La maga del surrealismo: Elsa Schiaparelli

Elsa, la gran proscrita de la moda, regresa con su glamour surrealista en estos tiempos casi apocalípticos pero con grandes esperanzas.

Se decía que era la diseñadora que creaba “la moda para el fin del mundo” y parece que hoy, ante tanta desgracia, la maga del surrealismo, la excéntrica Elsa Schiaparelli, vuelve a brillar.

En este caótico entorno que obliga a soñar, los diseños de su firma, hoy comandada por el estadounidense Daniel Roseberry, han vuelto a florecer, pues famosas como Beyoncé en los Grammy o Lady Gaga en la toma de posesión de Joe Biden lucen sus llamativos diseños.

Colaboradora de artistas como Salvador Dalí y Jean Cocteau, Elsa siempre fue una diseñadora que, a contracorriente, se alejaba de lo tradicional y las convenciones, como dejó plasmado en su célebre vestido langosta o en su sombrero-zapato.

Hoy, su maison brilla de nuevo con deslumbrantes chaquetas cuajadas de bordados, bustiers metálicos, grandes mangas que parecen flores o almohadas de plano, gabardinas metálicas de tamaño XL y, sobre todo, por sus fantasías, que incluyen sombreros en honor a varios animales y collares con ramificaciones como raíces de plantas. Un universo mágico, surrealista, que cautiva al mundo.

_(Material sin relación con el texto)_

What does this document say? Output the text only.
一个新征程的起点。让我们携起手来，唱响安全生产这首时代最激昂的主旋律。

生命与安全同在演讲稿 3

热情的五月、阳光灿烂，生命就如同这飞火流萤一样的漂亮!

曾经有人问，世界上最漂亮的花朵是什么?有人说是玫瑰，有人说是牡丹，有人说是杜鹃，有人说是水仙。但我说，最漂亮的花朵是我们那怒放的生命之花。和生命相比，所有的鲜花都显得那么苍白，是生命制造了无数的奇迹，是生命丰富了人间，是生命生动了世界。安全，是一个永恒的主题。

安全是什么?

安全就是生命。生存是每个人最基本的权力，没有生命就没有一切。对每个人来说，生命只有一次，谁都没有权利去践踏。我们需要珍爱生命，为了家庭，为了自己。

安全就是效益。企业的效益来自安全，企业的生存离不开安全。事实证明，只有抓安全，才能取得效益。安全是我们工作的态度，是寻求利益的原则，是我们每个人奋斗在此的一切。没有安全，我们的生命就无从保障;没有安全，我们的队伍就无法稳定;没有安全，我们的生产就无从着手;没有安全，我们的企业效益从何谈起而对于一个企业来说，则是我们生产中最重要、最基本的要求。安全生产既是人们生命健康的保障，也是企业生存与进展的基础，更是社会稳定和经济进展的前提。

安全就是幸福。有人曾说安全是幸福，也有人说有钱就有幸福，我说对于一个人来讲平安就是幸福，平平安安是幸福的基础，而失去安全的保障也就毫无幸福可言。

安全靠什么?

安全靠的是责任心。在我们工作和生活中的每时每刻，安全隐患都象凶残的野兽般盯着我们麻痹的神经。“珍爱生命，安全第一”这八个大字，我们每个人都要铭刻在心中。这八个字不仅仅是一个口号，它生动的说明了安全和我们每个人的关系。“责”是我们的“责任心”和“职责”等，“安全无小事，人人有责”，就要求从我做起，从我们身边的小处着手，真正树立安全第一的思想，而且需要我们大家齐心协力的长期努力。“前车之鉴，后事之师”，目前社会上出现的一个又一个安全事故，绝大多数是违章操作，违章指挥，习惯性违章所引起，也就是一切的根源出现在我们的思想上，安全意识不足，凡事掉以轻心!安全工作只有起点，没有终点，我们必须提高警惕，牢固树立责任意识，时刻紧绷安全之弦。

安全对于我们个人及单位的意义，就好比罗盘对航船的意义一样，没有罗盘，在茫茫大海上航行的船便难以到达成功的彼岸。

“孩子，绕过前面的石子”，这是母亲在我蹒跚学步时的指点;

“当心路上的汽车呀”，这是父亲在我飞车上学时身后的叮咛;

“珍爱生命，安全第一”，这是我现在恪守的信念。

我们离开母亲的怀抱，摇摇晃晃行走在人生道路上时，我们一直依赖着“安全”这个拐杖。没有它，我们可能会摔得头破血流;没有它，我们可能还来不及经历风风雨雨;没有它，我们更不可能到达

Roseberry afirma que se apega al nuevo tipo de belleza marcado por la fundadora, buscando referencias históricas con terminados modernos.Además, los accesorios adquieren otras proporciones en esta nueva colección con aretes en forma de lengua, cinturones XL rematados con rosas en oro, anillos de serpientes y hasta prendas en jeans adornadas con mucha pedrería.

También propone metálicos corsets-armadura con flores esculpidas y corazas con bronquios bañados en oro, así como una estola de flecos realizada con bolsas de basura negras trituradas.Así, Elsa, la gran proscrita de la moda, regresa con su glamour surrealista en estos tiempos casi apocalípticos pero con grandes esperanzas.

$!Roseberry afirma que se apega al nuevo tipo de belleza marcado por la fundadora, buscando referencias históricas con terminados modernos.

Conócela

Coco Chanel la llamaba despectivamente “esa loca italiana que diseña ropa”, ya que desde el principio Schiaparelli fue su principal competidora, con una apuesta excéntrica y llamativa con implicaciones artísticas.

Nació en Roma, en 1890, y estudió Filosofía y Letras. A los 18 años se mudó a París y se casó con el Conde William de Wendt, inaugurando su primera boutique en la Ciudad Luz en 1920.

Se destacó por mezclas antes inéditas, como negro con fucsia o turquesa, y por emplear materiales inusuales como el plástico y todo tipo de resinas. Fue la primera en crear una línea de baño y deporte para la mujer, incluyendo la falda para tenis.